Red Norvo was born Kenneth Norville on March 31, 1908 in Beardstown, Illinois. It is said that he sold his pet pony to help pay for his first marimba. He began his career in 1925 in Chicago playing with a band called “The Collegians”, in 1925. He played with many other bands, including an all-marimba band on the vaudeville circuit along with the bands of Paul Whiteman, Benny Goodman, Charlie Barnet and Woody Herman.

By 1933 he had recorded two sessions for Brunswick under his own name including two of the earliest, most modern pieces of chamber jazz: Bix Beiderbecke’s “In A Mist” and his own “Dance of the Octopus”. For these he put aside the xylophone for the marimba yet outraged the label’s head that tore up his contract and threw him out, though the album remained in print throughout the 30s.

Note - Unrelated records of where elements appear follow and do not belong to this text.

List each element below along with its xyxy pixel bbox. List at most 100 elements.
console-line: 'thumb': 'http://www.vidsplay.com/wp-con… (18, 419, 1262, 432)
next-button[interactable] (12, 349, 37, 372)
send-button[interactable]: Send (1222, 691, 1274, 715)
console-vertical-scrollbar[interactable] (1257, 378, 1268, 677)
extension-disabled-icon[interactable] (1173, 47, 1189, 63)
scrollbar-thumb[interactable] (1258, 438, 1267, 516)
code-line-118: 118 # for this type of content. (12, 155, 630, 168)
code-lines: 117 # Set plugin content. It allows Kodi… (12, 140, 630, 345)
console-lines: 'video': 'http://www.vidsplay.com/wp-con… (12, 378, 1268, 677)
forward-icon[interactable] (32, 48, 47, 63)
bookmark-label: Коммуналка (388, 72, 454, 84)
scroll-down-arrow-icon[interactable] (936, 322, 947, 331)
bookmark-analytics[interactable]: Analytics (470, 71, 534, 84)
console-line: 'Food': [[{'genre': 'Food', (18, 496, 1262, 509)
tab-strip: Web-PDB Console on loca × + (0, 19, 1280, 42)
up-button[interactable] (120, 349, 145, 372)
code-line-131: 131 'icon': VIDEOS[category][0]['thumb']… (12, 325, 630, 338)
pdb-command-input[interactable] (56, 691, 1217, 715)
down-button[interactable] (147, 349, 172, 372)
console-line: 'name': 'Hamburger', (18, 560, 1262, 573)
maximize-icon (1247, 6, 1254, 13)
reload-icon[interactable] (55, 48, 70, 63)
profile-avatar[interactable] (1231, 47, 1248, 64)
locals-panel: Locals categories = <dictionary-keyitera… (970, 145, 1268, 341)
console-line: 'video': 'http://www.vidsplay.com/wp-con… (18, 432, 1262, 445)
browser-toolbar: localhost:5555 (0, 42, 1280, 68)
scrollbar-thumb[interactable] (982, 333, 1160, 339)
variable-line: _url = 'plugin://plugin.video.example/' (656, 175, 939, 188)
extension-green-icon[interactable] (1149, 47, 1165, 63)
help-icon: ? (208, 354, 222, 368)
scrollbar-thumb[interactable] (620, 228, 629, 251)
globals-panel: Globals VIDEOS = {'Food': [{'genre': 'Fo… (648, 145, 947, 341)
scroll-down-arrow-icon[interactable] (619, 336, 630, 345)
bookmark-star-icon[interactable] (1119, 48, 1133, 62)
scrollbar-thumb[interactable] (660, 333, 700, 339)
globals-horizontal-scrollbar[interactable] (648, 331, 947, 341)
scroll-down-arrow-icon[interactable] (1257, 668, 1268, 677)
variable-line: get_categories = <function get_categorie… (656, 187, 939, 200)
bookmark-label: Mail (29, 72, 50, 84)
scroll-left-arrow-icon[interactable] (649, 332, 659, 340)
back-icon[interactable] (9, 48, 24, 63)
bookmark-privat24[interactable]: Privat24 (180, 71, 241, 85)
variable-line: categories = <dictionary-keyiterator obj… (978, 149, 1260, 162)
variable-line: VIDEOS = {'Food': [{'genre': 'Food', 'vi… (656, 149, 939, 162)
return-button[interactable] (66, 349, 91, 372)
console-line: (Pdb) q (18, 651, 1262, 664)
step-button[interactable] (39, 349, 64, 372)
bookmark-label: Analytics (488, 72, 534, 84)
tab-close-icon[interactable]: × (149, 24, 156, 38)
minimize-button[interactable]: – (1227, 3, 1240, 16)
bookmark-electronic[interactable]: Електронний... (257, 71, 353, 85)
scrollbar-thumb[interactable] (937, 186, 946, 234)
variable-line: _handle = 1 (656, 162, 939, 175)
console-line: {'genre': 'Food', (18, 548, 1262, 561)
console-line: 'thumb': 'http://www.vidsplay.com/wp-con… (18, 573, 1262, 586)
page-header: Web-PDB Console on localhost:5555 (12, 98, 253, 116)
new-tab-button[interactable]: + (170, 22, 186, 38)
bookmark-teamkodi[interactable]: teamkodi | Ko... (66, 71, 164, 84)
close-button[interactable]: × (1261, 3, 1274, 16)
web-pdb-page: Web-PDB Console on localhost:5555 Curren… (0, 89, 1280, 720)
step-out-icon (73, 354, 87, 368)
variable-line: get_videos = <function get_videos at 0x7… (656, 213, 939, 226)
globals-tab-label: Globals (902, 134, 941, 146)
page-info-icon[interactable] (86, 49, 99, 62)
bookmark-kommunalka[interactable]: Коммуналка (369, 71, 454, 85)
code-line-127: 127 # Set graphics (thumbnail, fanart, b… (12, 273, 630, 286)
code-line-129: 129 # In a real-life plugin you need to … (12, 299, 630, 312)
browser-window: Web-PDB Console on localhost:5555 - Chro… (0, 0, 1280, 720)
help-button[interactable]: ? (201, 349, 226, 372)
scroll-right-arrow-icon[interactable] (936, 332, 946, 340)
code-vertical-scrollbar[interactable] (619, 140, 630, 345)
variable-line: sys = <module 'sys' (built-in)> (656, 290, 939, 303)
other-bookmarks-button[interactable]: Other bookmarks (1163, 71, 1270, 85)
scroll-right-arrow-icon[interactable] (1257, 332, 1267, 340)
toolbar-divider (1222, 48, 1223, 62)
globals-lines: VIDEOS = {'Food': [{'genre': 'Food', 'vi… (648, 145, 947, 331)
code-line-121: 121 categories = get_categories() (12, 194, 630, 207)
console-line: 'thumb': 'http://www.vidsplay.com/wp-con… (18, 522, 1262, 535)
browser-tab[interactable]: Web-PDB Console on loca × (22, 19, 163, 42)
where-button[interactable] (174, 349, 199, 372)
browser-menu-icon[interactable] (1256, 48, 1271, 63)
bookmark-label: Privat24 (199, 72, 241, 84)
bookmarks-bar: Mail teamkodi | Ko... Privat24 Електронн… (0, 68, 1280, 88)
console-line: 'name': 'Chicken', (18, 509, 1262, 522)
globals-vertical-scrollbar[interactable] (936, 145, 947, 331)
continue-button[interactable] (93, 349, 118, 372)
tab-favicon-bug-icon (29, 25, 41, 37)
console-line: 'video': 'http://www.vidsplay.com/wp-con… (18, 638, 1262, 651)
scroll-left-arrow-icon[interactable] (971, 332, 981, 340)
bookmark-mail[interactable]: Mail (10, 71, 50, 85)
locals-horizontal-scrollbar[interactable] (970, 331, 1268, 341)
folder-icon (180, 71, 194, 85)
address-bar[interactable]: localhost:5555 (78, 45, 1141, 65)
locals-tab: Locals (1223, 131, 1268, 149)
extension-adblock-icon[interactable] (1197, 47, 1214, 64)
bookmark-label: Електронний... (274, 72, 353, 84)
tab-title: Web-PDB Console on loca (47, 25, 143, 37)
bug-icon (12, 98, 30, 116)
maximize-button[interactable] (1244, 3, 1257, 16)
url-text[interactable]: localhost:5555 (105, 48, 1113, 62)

From 1934-35 Red recorded 8 modern swing sides for Columbia followed by 15 sides of Decca and their short-lived Champion label series in 1936. From there he formed a Swing Orchestra and recorded for ARC, Vocalion and Columbia featuring brilliant arrangements by Eddie Sauter and often vocals by Mildred Bailey.

In 1938, Red Norvo and His Orchestra reached number one with their recordings of “Please Be Kind” and “Says My Heart”. He went on to record with Benny Goodman, Charlie Parker, Dizzy Gillespie in 1945, hit the West Coast in ’47, helped Charles Mingus rise to prominence in his trio, recorded for Savoy, recorded with Sinatra in Australia and released by Blue Note, appeared on the Dinah Shore Chevy Show and appeared in the movie Screaming Mimi as himself.

Red Norvo, helped to establish the xylophone, marimba and vibraphone as a viable jazz instrument continued to record and tour throughout his career until a stroke in the mid-1980s forced him into retirement. He died at a convalescent home on April 6, 1999 in Santa Monica, California at the age of 91.